In terms of staying true to the intent of what the iPad has always been, the iPad Air reigns supreme. Even the M4 in the iPad Air is a bit overkill for what the vast majority of people will use an iPad for. You don’t need a chip that powerful to browse the web, make FaceTime calls, play Apple Arcade games, or try your hand at drawing in Adobe Illustrator.
You’ll never feel like the M4 iPad Air is slowing down in any of those tasks, and there’s still plenty of headroom for more. The 12 GB of unified memory (versus 8 GB in the previous generation) that comes as standard gives even more assurance that you won’t get a bottleneck. If you plan to use the iPad Air as your main device, whether it’s for school or work, there’s plenty of performance here for the past many years. This is especially true now with the window and cursor updates iPadOS 18which makes it feel more like a Mac than ever.
If there’s a noticeable difference with the M4 over the M3, it’s definitely on the GPU front. I just had the game in mind to try it out: Ocean horn 3one of the most graphically intense Apple Arcade titles to come out recently. Unlike many mobile games, it offers a few different preset graphics settings to toggle between, which is useful for trying to test the limits of performance. In Balanced mode, which sets the rendering scale to 60 percent, the frame rate felt nice and smooth. However, at 80 percent scale, the frame rate dropped, and it felt choppy. For reference, the M4 in the 13-inch MacBook Air performs stronger in some gaming benchmarks, for example up to 13 percent in 3DMark Steel Nomad Light.
However, GPU performance isn’t just about gaming, as it also accelerates everything from video rendering and 3D modeling to AI processing on the device.
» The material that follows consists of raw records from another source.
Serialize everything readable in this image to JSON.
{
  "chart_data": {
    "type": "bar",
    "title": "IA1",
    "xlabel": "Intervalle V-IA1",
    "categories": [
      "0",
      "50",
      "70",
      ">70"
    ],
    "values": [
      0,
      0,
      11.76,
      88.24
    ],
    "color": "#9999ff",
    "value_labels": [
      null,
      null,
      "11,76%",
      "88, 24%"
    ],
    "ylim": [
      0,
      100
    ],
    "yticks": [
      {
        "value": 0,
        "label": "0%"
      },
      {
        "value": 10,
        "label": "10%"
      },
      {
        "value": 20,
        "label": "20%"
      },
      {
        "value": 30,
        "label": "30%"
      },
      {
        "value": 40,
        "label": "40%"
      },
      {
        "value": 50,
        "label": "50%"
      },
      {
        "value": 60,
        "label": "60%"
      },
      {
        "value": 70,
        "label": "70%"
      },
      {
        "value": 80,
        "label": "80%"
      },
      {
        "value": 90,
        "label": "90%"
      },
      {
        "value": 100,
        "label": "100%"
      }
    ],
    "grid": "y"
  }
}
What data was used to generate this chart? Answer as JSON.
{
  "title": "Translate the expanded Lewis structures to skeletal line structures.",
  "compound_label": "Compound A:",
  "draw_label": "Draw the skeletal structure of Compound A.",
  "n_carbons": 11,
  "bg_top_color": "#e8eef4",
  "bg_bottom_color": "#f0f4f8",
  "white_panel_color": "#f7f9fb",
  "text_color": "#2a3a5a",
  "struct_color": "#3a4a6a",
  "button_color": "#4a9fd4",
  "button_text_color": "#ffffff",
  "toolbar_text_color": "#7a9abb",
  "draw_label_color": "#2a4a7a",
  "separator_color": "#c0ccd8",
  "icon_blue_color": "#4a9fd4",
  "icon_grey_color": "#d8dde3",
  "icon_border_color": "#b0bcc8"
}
If you’re coming from an M1 or M2 iPad Air, you’ll feel the difference. Do people then use the iPad Air again for such tasks? It doesn’t sound like things you casually do on a tablet. But hey, you can do whatever you want with your iPad, and the M4 iPad Air lets you do quite a lot. However, my guess is that most people will be hard-pressed to fully utilize the capabilities of the M4—again, outside of playing a game.